That might be the most useful way for the author to make their point, but as far as I am aware, for most people being cancelled definitely entails some sort of deplatforming, e.g. some BigCo not wanting to be associated with your name. If you keep doing what you're doing while being insulted on Twitter, that's not being cancelled, that's just ... well, Twitter.
> What I find more interesting is that this argument requires the very thing that it laments. That is, in order to make this argument, you need to have figures like Louis CK who escape/survive the consequences of public shaming, but simultaneously to assert that this is a bad thing.
In no way does the tweet embedded at the top of the article imply that it's a bad thing that Louis CK is playing MSG. It's saying that if we define being cancelled not in the way the author of the article did but the way I outlined above, someone who is supposedly cancelled would not be playing MSG. From there it makes the pretty big leap to say that cancel culture in general is not real.
I'm not even that invested in the whole debate but this article seems completely misguided or in bad faith.
Who's counting?

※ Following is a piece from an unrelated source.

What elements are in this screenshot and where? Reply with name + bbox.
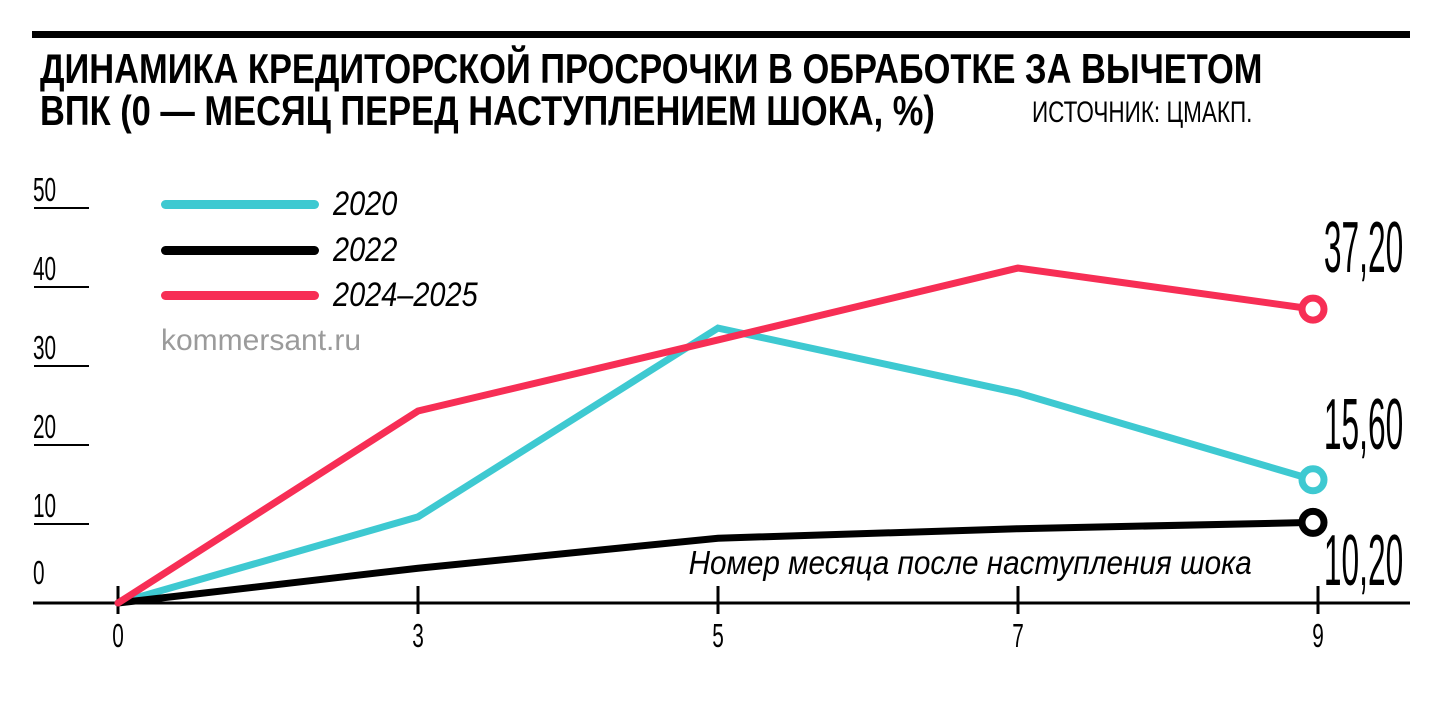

It's trivial to find examples of people who've lost their jobs for innocuous reasons. See: David Shor. It's bad faith to pretend this doesn't happen. Usually for proponents or those denying the phenomenon exists the goalpost shifts to effectively shrugging it off as minor. Speech that begets consequences isn't strictly limited to bigotry, as we are told.
> someone who is supposedly cancelled would not be playing MSG.
He couldn't, until he could. It's not necessarily the case that public shunning lasts forever. Disingenuous to construe what happened to that man as something entirely different to what "cancellation" colloquially refers to.